OxyFile #231

Cultured rat mesothelial cells generate hydrogen peroxide: 
a new player in peritoneal defense?


Author:  Shostak A; Pivnik E; Gotloib L

Source:  J Am Soc Nephrol 1996 Nov; 7(11):2371-8

Abstract:

This study was designed to examine whether rat peritoneal 
mesothelial cells in culture could generate hydrogen peroxide 
in different experimental conditions. Mesothelial cells, 
incubated in M-199, spontaneously released hydrogen peroxide. 
This process was significantly increased by addition of 
phorbol myristate acetate, as well as of superoxide dismutase 
to the medium, whereas it was substantially inhibited by 
catalase.
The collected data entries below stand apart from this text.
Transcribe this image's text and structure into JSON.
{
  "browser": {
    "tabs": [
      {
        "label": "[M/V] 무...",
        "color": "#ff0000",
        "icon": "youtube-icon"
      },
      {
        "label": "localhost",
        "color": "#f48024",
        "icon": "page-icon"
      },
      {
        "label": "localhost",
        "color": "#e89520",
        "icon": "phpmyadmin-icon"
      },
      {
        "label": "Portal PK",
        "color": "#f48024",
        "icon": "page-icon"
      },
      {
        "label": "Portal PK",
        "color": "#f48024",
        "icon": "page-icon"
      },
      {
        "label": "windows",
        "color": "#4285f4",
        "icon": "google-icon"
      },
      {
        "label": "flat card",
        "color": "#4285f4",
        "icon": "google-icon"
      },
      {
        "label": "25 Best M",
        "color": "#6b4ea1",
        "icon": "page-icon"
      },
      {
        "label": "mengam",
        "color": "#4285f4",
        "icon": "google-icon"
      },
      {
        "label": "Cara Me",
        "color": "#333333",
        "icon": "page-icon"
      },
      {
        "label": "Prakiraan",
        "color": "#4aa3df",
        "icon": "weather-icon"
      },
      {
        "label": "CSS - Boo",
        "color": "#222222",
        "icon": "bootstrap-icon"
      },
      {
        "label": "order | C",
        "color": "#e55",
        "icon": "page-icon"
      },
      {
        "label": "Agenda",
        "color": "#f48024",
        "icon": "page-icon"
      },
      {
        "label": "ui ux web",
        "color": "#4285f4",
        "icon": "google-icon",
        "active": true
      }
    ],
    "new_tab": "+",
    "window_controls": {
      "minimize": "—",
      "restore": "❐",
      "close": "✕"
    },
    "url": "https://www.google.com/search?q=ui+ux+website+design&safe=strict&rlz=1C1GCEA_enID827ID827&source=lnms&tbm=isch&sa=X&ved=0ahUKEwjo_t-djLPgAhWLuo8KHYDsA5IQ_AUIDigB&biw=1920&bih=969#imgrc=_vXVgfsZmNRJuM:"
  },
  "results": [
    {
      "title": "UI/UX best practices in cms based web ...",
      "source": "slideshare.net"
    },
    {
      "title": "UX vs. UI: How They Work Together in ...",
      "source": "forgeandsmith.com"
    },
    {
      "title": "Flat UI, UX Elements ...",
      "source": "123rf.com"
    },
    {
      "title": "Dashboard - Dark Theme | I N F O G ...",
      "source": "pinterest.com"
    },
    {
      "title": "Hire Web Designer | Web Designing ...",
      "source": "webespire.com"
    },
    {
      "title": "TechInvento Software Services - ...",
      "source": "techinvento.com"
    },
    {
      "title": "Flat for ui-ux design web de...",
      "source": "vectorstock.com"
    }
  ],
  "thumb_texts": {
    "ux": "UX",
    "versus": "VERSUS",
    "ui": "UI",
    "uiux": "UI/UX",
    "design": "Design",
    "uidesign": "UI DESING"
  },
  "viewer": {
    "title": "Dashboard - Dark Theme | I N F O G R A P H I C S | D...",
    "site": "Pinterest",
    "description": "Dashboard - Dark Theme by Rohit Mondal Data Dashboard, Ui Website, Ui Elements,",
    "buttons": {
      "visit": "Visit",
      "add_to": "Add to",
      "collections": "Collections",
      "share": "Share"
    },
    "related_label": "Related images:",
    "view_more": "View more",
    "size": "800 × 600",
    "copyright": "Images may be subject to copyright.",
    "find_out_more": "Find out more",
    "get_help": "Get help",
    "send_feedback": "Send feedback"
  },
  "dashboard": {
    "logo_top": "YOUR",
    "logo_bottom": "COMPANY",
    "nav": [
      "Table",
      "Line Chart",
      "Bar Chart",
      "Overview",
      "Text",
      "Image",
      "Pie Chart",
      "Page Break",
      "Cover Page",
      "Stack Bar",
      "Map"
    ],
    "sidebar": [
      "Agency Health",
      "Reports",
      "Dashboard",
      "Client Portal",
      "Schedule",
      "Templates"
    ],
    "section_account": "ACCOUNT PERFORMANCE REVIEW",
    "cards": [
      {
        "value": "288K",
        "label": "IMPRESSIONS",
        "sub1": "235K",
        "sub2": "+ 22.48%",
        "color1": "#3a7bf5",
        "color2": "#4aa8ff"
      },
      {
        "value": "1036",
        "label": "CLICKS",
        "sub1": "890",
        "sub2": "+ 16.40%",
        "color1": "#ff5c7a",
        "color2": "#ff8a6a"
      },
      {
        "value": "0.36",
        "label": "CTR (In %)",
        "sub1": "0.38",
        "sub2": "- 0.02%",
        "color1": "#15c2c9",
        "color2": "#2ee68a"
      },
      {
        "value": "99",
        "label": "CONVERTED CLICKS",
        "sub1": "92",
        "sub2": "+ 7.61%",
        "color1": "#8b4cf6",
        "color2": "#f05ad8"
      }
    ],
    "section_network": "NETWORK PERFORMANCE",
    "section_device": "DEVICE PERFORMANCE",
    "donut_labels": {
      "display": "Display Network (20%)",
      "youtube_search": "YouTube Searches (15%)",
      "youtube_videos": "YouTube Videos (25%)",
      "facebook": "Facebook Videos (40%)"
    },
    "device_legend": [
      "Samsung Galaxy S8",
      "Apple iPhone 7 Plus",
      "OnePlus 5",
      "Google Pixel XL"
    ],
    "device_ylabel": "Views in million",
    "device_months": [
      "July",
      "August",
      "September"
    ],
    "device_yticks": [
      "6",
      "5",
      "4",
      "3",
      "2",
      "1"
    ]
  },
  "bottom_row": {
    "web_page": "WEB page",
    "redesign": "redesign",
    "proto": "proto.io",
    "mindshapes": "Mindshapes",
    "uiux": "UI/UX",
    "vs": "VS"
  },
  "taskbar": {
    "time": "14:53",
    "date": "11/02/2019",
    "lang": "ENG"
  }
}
Exposure of mesothelial cells to modified M-199 
medium with 1.5% glucose concentration-lactated peritoneal 
dialysis solution did not seem to interfere either with 
the spontaneous release of hydrogen peroxide, or with that 
induced by phorbol myristate acetate. Furthermore, exposure 
of mesothelial cells to the glucose (4.25%) peritoneal 
dialysis solution in Medium M-199, was coincident with 
increased hydrogen peroxide generation, which was significantly 
higher than the spontaneous release, and not far from that 
observed with phorbol myristate acetate and superoxide 
dismutase. So far, it can be inferred from this evidence 
that peritoneal mesothelial cells in culture are not only 
endowed with the capability of producing hydrogen peroxide, 
but they can also be activated to do so in a way comparable 
to that observed in neutrophils and macrophages. This attribute 
is one more indication that mesothelial cells play a relevant 
role in the peritoneal mechanism of defense against infection. 
On the other hand, continuous exposure of mesothelial cells 
to glucose-enriched fluids, as occurs in clinical continuous 
ambulatory peritoneal dialysis, may well also be at the 
origin of a process of continuous injury, resulting from 
an increased hydrogen peroxide generation.